I wound my fingers around that grip and a smile crossed my face. I wasn’t standing at last in one of the rivers of my heart, though not within a hundred yards from bright waters, just standing in the yard, a double tapered line strung through those guides for the first time in months. The breeze held a chill despite the sunshine, but the motions of those first casts warmed the blood in that left arm, and the smile remained.
There was a question in the corner of my mind since I wrote the last words of my January column for the Catskill Fly Tyers Guild’s Gazette: just how would my Leonard 66ACM cast with a six-weight line? Feeling better a little every day, I decided to seek the answer.
I placed an LRH wound with a DT5 line in my right pocket and a Princess bearing a DT6 line in the left, and out to the lawn to see what that lithe shaft of vintage bamboo could tell me. The Red Gods as I lofted the first cast, pushing that cold breeze right in my face, felt just like old friends.

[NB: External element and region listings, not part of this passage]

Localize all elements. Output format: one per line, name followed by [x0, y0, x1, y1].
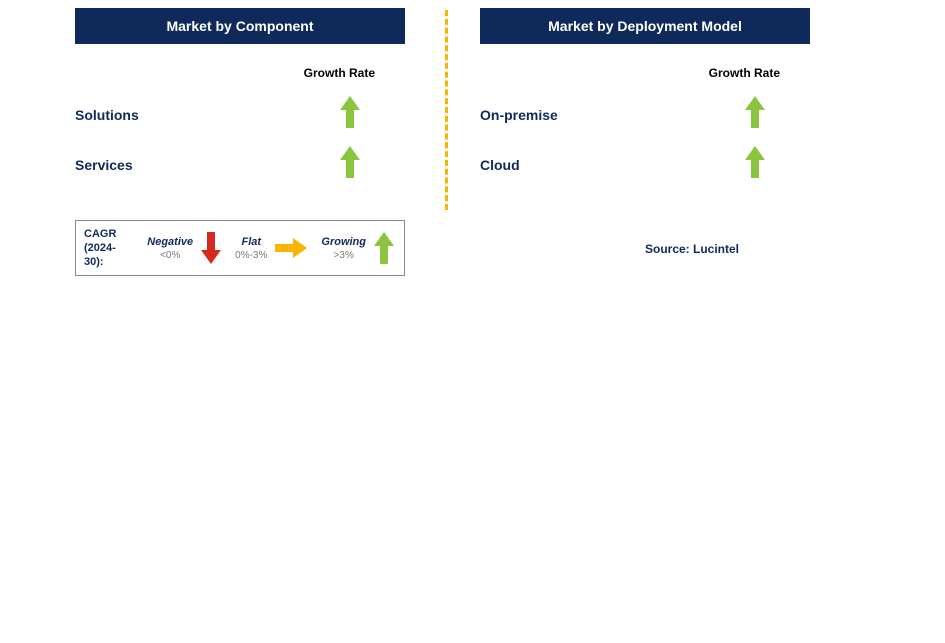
- panel-header-component: Market by Component: [75, 8, 405, 44]
- source-label: Source: Lucintel: [645, 242, 739, 256]
- vertical-divider: [445, 10, 448, 210]
- segment-label-services: Services: [75, 157, 133, 173]
- panel-header-deployment: Market by Deployment Model: [480, 8, 810, 44]
- arrow-up-icon: [340, 146, 360, 183]
- legend-term-growing: Growing: [321, 236, 366, 248]
- segment-row-cloud: Cloud: [480, 146, 820, 183]
- growth-rate-header-left: Growth Rate: [304, 66, 375, 80]
- segment-row-onpremise: On-premise: [480, 96, 820, 133]
- panel-market-by-deployment: Market by Deployment Model Growth Rate O…: [480, 8, 820, 44]
- growth-rate-header-right: Growth Rate: [709, 66, 780, 80]
- segment-label-solutions: Solutions: [75, 107, 139, 123]
- arrow-right-icon: [275, 238, 307, 258]
- legend-term-flat: Flat: [241, 236, 261, 248]
- legend-col-negative: Negative <0%: [147, 236, 193, 261]
- segment-label-cloud: Cloud: [480, 157, 520, 173]
- legend-range-negative: <0%: [160, 250, 180, 261]
- legend-cagr-label: CAGR (2024-30):: [84, 227, 135, 270]
- arrow-up-icon: [340, 96, 360, 133]
- arrow-up-icon: [745, 96, 765, 133]
- legend-col-growing: Growing >3%: [321, 236, 366, 261]
- arrow-down-icon: [201, 232, 221, 264]
- arrow-up-icon: [745, 146, 765, 183]
- legend-cagr-line2: (2024-30):: [84, 242, 116, 268]
- legend-cagr-line1: CAGR: [84, 228, 116, 240]
- legend-range-growing: >3%: [334, 250, 354, 261]
- legend-col-flat: Flat 0%-3%: [235, 236, 267, 261]
- segment-row-solutions: Solutions: [75, 96, 415, 133]
- segment-row-services: Services: [75, 146, 415, 183]
- segment-label-onpremise: On-premise: [480, 107, 558, 123]
- arrow-up-icon: [374, 232, 394, 264]
- cagr-legend: CAGR (2024-30): Negative <0% Flat 0%-3% …: [75, 220, 405, 276]
- legend-term-negative: Negative: [147, 236, 193, 248]
- infographic-container: Market by Component Growth Rate Solution…: [0, 0, 945, 20]
- legend-range-flat: 0%-3%: [235, 250, 267, 261]
- panel-market-by-component: Market by Component Growth Rate Solution…: [75, 8, 415, 44]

The five-weight felt familiar, and very capable to flex the rod cleanly. I tossed a few casts to limber up the house shuttered winter muscles and then traded reels. The Princess bore the same make and model of line, one of the 406 double taper lines. My Leonard rods are well acquainted with the 406 DT lines, performing better than any lines I have tried on all of them. Number six rolled out a longer cast in the face of that breeze, with no trace as over loading the ACM.
The legend of the Leonard ACM rods describes a special-order taper, designed to the desires of championship caster Authur C. Mills, with a heavier butt and a lighter tip. That lighter feel in the tip is clearly telegraphed to my hand, but its quickened enough to handle either line weight. With either line, the rod performs best with a light touch.
The true test to determine which line is my top choice will need time to get the rod on the river. Spending a day fishing through all of the changes the trout and those Red Gods have to challenge me will make that choice crystal clear!